People rhetorically ask where God was on 9/11 as though He wasn't anywhere. Or they ask it accusingly, the
way a detective asks a suspect if he has an alibi. "Where were you on
the morning of September the 11th?""Can anyone confirm your alibi?"
God was there, at every point in time and space of significance in
the events of that day. He was in the date; He was in our mouths; He was
in an open Bible found at the crash site (more on that in a moment); a
powerful distortion of Him was the motive force behind the men who
committed those first two attacks and a truer picture of Him was the
motive force behind the men and women who stopped the third.

In fact, an invocation of His name was the first thing I heard when the
attack occurred. I was on the air that morning in Pittsburgh. I already
knew that one tower had been struck by a jet. One of my regulars was on
the line with me when the second plane struck, "Oh, God!" Shock,
adrenaline, and perhaps fear. "It's horrible, the jet just
disappeared...it's as though the tower just swallowed it up." Yes, it
was fear, and a deep sadness.
The next time I heard His name was in Hebrew. The station owner decided
to bring the other two hosts into the studio with me for live
conversation. Lynne Cullen: smart, Jewish, liberal, dovish on everything
except Israel. Naturally, we were talking about the role of Israel in
all of this. Lynne took a call from one of her regulars, a Farrakhanite
named Cynthia. "You know actually we are the real Israel, the Africans
in America, we're the real Jews."
The Nation of Islam people were reliable progressive allies and most
days Lynne would have just taken it for the sake of solidarity. But not
that day: cheeks flushing, voice rising, eyes flashing "Shema Israel
Adonai Elohaynu, Adonai Ehad!" Silence "Can you translate that,
Cynthia?!"
"No, I can't"
"Then you aren't a Jew!!"
Click.
There was that name again. Adonai, The Lord.
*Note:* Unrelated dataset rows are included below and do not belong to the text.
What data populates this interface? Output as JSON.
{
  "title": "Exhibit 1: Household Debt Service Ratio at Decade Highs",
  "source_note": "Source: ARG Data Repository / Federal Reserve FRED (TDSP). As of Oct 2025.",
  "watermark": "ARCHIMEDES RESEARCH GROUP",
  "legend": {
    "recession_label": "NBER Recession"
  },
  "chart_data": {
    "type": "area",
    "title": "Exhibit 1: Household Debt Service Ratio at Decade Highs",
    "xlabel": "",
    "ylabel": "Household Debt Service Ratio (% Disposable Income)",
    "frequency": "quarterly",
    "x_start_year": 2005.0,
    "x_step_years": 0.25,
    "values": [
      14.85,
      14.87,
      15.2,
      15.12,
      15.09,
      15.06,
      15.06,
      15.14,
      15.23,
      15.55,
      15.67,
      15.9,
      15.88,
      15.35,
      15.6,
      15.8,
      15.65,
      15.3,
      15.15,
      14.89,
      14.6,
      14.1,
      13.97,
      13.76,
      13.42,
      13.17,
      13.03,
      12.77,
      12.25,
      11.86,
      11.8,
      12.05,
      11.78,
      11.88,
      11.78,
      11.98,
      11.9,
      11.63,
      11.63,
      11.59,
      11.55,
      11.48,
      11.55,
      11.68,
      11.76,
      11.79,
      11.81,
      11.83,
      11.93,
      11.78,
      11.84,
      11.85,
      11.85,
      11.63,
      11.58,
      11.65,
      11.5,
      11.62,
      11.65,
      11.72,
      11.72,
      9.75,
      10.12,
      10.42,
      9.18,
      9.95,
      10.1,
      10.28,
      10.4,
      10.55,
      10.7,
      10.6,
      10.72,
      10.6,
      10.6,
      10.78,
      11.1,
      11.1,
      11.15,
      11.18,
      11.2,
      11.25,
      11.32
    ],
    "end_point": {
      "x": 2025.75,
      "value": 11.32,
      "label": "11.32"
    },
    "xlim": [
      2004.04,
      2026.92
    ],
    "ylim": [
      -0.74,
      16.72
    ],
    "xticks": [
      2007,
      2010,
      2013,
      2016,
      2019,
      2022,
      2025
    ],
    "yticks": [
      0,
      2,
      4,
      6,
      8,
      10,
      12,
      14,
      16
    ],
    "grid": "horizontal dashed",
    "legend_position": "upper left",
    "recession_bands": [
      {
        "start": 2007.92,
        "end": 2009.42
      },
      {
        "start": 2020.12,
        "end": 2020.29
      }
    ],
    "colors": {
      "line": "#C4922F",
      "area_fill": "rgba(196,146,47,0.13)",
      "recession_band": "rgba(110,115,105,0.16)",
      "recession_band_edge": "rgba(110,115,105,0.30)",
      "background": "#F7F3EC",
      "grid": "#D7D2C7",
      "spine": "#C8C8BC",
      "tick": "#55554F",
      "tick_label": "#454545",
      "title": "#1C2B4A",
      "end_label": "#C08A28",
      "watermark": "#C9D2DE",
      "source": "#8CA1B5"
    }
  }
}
Thirty thousand feet above my head, though I didn't know it at the time,
a man was invoking his name for courage and for comfort. "Our Father who
art in Heaven..." said Todd Beamer into his cell phone. "Hallowed by
Thy name" the operator that had been chosen to route that particular
call on that particular day, intoned along with him. And then the famous
"Let's roll". Ora et Labora, pray and work.